El padre Purdon desarrolló este texto con resonante aplomo. Era uno de los textos más arduos de las Sagradas Escrituras, dijo, de ser interpretados como es conveniente. Era un texto que podría parecer al observador casual en desavenencia con la elevada moral predicada por Jesús en todas partes. Pero, les dijo a sus oyentes, este texto le había parecido especialmente adaptado para la guía de aquellos cuya suerte era vivir en el mundo y que, sin embargo, no querían vivir mundanamente. Era un texto para el hombre de negocios, para el profesional. Jesús, con su divino entendimiento de cada resquicio del alma humana, entendió que no todos los hombres tenían vocación religiosa, que mucho más de la mayoría se veía obligada a vivir en el siglo y, hasta cierto punto, para el siglo: y esta oración la destinó El a ofrecer una palabra de consejo a dichos hombres, disponiendo como ejemplos de la vida religiosa aquellos mismos adoradores de Mamón que eran, entre todos los hombres, los menos solícitos en materia religiosa.

 

Les dijo a sus feligreses que estaba allí esa noche no con un propósito terrorista o extravagante; sino como hombre de mundo que hablaba a sus pariguales. Había venido a hablarles a negociantes y les hablaría en —términos de negocios. Si se le permitiera usar una metáfora, dijo, diría que él era su tenedor de libros espiritual; que deseaba que todos y cada uno de sus oyentes le abrieran sus libros, los libros de su vida espiritual, y ver si casaban con la conciencia de cada cual.

 

Jesús no era intransigente.

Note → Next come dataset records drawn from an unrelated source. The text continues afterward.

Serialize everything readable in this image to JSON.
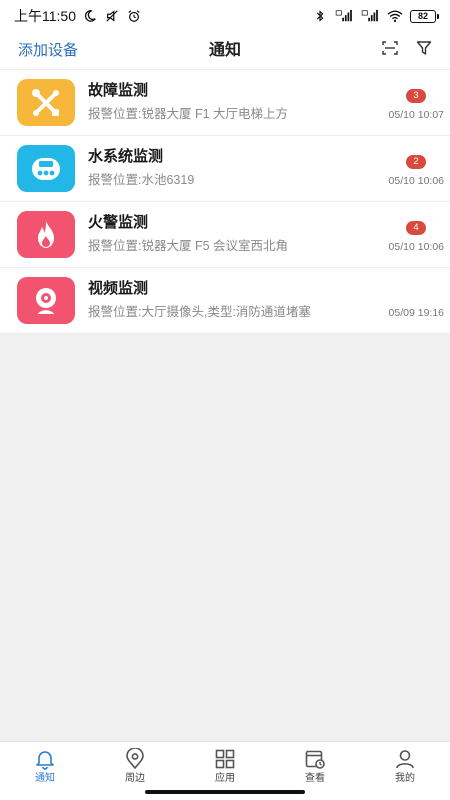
{
  "status_bar": {
    "time": "上午11:50",
    "battery": "82"
  },
  "nav": {
    "left_action": "添加设备",
    "title": "通知",
    "icons": [
      "scan-icon",
      "filter-icon"
    ]
  },
  "items": [
    {
      "title": "故障监测",
      "subtitle": "报警位置:锐器大厦 F1 大厅电梯上方",
      "badge": "3",
      "time": "05/10 10:07",
      "icon": "tools-icon",
      "color": "#f7b73a"
    },
    {
      "title": "水系统监测",
      "subtitle": "报警位置:水池6319",
      "badge": "2",
      "time": "05/10 10:06",
      "icon": "water-meter-icon",
      "color": "#23b7e8"
    },
    {
      "title": "火警监测",
      "subtitle": "报警位置:锐器大厦 F5 会议室西北角",
      "badge": "4",
      "time": "05/10 10:06",
      "icon": "flame-icon",
      "color": "#f25470"
    },
    {
      "title": "视频监测",
      "subtitle": "报警位置:大厅摄像头,类型:消防通道堵塞",
      "badge": "",
      "time": "05/09 19:16",
      "icon": "camera-icon",
      "color": "#f25470"
    }
  ],
  "tabs": [
    {
      "label": "通知",
      "icon": "bell-icon",
      "active": true
    },
    {
      "label": "周边",
      "icon": "location-icon",
      "active": false
    },
    {
      "label": "应用",
      "icon": "grid-icon",
      "active": false
    },
    {
      "label": "查看",
      "icon": "calendar-clock-icon",
      "active": false
    },
    {
      "label": "我的",
      "icon": "user-icon",
      "active": false
    }
  ],
  "colors": {
    "accent": "#2a7bd4",
    "link": "#2a6fb8",
    "badge": "#d84a3e"
  }
}
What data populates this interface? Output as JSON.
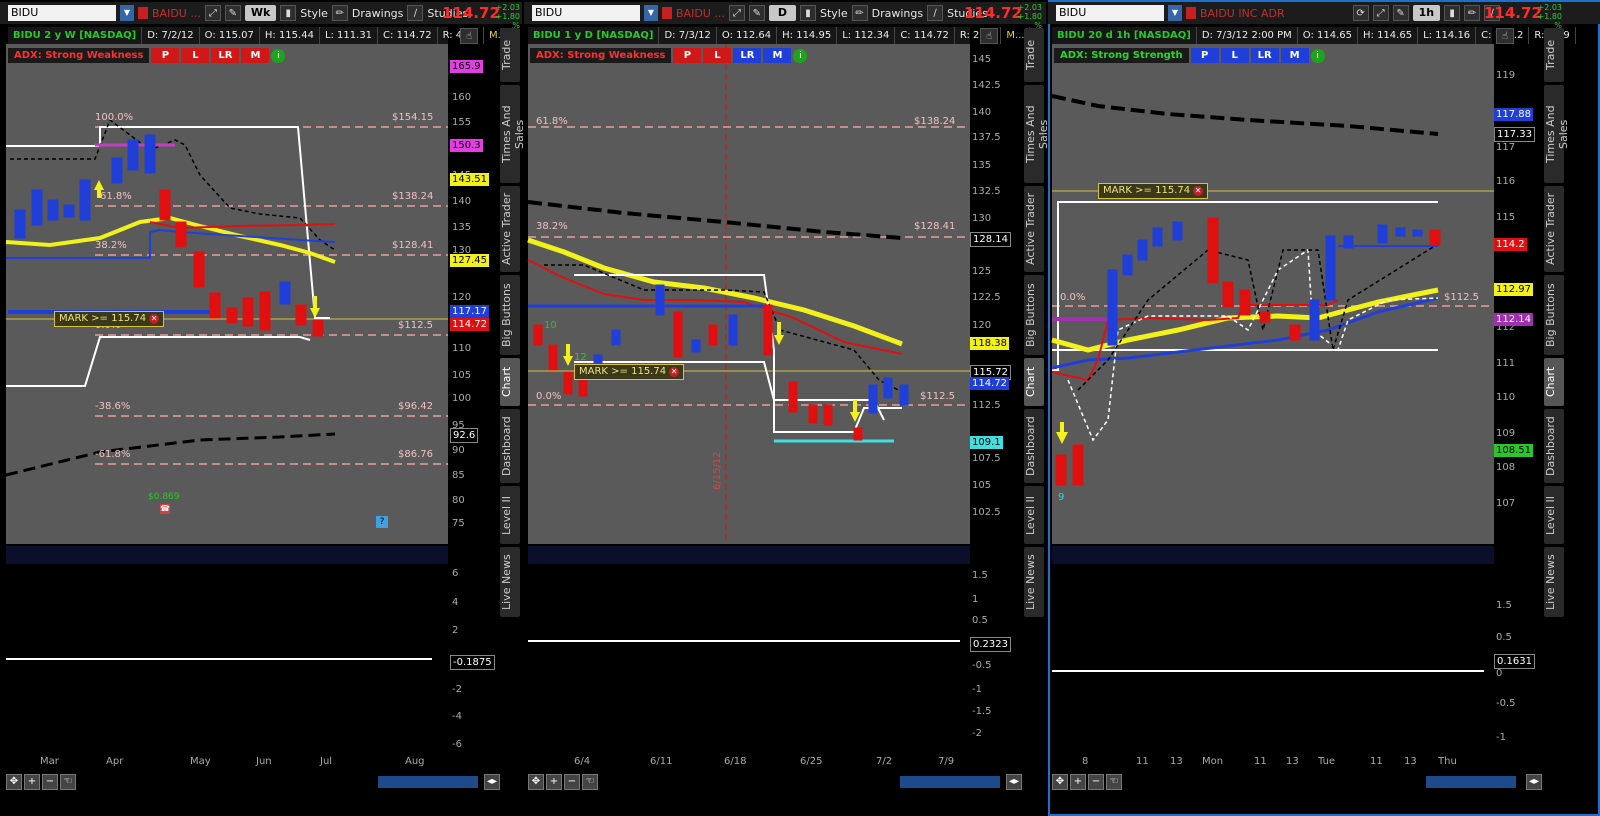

Comprendía El nuestras faltas, entendía El las debilidades todas de nuestra pobre naturaleza pecadora, comprendía El las tentaciones de la vida. Podíamos tener todos, de tanto en tanto, nuestras tentaciones: podíamos tener, teníamos todos, nuestras tachas. Pero una sola cosa, dijo, les pedía él a sus feligreses. Y era ésta: tener rectitud y actitud viriles para con Dios. Si nuestras cuentas correspondían en cada punto, habría que decir:

 

Pues bien, he verificado mis cuentas. Todas arrojan un beneficio.

 

Pero si, como era dable que ocurriese, había discrepancias, era necesario admitir la verdad, ser franco y decir como todo un hombre:

 

Y bien, he revisado mis cuentas. Encuentro que esto y aquello está mal. Pero, por la gracia de Dios, rectificaré esto y aquella. Pondré mis cuentas al día.